The constant training, performance and selection, brings huge mental resilience challenges for athletes. Recently the importance of duty of care that sport has towards athletes has led to the acknowledgement that mental resilience is not something that athletes and coaches naturally possess and should be developed in the same way physical resilience is built

The environment plays a major role in building resilience, this blog will explore the use of practices that facilitate the development of psychological resilience.

Resilience & the environment

Psychological resilience is a mental and emotional concept displayed in individual’s actions, it can be influenced by a range of environmental factors such as social, cultural or occupational sources.

Resilience should be looked at as a capability that can be developed through person-environment interactions. Athletes do not live or compete within a vacuum; due to this, the environment in which a player grows and develops requires particular attention.

But what do these mean to athletes and coaches?


· Having high expectations of people

· Increasing accountability and responsibility

· Stretching outside of their comfort zones


· Enabling people to develop their personal qualities

· Building trust

· Providing guidance and feedback

The images above show that there are 4 identified environments that can be created by leaders:

1. Unrelenting (High challenge-Low support)

2. Facilitative (High challenge-High support)

3. Stagnant (Low challenge-Low support)

4. Comfortable (Low challenge-High support)

Each environment is characterised by different features, but for the development of resilience, optimal performance and wellbeing, a facilitative environment is key.

What does a facilitative environment look like?

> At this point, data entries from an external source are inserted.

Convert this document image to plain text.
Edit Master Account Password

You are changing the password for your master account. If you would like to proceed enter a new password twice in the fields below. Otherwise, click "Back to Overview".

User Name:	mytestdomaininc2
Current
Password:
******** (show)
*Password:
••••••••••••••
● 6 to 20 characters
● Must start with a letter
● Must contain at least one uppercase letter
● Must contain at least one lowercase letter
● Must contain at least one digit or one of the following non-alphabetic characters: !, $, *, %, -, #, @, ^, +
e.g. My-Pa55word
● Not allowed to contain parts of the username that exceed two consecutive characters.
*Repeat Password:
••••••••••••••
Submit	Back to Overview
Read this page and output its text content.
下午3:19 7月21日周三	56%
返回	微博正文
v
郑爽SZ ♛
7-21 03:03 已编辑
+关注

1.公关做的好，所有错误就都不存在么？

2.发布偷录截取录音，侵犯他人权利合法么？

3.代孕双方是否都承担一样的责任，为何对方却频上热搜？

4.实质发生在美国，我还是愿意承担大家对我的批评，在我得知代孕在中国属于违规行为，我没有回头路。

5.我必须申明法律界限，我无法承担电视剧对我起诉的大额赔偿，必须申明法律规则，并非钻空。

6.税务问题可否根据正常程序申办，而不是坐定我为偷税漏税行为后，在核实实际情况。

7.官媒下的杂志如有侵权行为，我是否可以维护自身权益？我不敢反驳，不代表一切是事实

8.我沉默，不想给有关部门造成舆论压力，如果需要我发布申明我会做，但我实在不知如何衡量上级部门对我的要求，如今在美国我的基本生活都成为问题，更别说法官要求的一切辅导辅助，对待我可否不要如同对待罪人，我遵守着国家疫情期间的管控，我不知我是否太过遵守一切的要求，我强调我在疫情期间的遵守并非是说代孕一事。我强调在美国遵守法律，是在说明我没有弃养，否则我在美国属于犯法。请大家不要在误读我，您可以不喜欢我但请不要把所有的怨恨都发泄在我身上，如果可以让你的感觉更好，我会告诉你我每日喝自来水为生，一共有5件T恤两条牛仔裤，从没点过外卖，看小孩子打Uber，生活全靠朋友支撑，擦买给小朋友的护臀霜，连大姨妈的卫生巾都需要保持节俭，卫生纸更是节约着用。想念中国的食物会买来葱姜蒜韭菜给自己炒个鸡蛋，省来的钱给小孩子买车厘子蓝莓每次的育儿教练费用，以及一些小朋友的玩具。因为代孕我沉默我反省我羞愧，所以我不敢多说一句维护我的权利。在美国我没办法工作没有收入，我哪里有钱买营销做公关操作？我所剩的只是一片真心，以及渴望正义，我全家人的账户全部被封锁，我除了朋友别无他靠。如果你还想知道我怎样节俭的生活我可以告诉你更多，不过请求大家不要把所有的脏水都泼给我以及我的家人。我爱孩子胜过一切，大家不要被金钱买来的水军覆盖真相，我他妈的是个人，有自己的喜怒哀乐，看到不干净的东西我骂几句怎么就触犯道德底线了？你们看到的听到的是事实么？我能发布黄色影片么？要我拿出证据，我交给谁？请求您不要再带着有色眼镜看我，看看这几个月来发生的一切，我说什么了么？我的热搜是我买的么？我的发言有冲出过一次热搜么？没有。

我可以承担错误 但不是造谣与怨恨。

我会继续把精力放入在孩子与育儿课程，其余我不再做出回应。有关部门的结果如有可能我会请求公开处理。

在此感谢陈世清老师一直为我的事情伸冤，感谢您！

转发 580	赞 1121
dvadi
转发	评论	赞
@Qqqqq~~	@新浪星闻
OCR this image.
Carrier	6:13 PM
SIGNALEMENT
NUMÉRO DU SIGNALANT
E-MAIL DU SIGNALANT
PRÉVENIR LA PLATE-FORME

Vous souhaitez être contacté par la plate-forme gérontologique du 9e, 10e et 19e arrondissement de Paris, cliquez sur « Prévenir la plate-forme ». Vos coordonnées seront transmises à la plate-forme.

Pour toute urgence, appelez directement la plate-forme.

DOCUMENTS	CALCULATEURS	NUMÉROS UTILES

World-class hockey coach Ric Charlesworth perfectly summarised what the ideal coaching environment looks like for optimal performance and welfare for athletes:

“The interesting thing about coaching is that you have to trouble the comfortable, and comfort the troubled”

Suggesting that in order to facilitate both excellence and welfare in elite sport, the environment must balance both high levels of support and challenge. Therefore, coaches need to have an awareness of their athlete’s as an unrelenting environment can be detrimental to an athlete’s well being.

What does this mean for coaches & athletes?

Adopt a multi-level approach – In order to develop resilience in elite sport, particularly creating and maintaining a facilitating environment, a multi-level approach is essential. One main way to achieve this is through motivational and developmental feedback.

Train under pressure — Becoming well adapted to dealing with highly pressurised situations in training enables athletes to be prepared for anything within a competitive situation.

Lean on each other — Support from teammates, coaches and significant others are invaluable in the highly pressurised sporting environment. Coaches and athletes need to ensure an environment is created in which there is no stigma attached to asking for help.

Challenge yourself & don’t be afraid to fail – Mirroring the physical aspects of sport, athletes need to increase the stress of stimuli in order to adapt and improve. Athletes should learn from failure and how to ‘get back up’ after a failure.

Final thoughts

In ending, it is worth emphasising that developing resilience in sport, particularly creating and maintaining a facilitative environment, requires a multi-level approach. Leadership, management, coaching, support staff and parents all have important roles in creating and role-modelling the desired culture, through appropriate motivational and developmental feedback.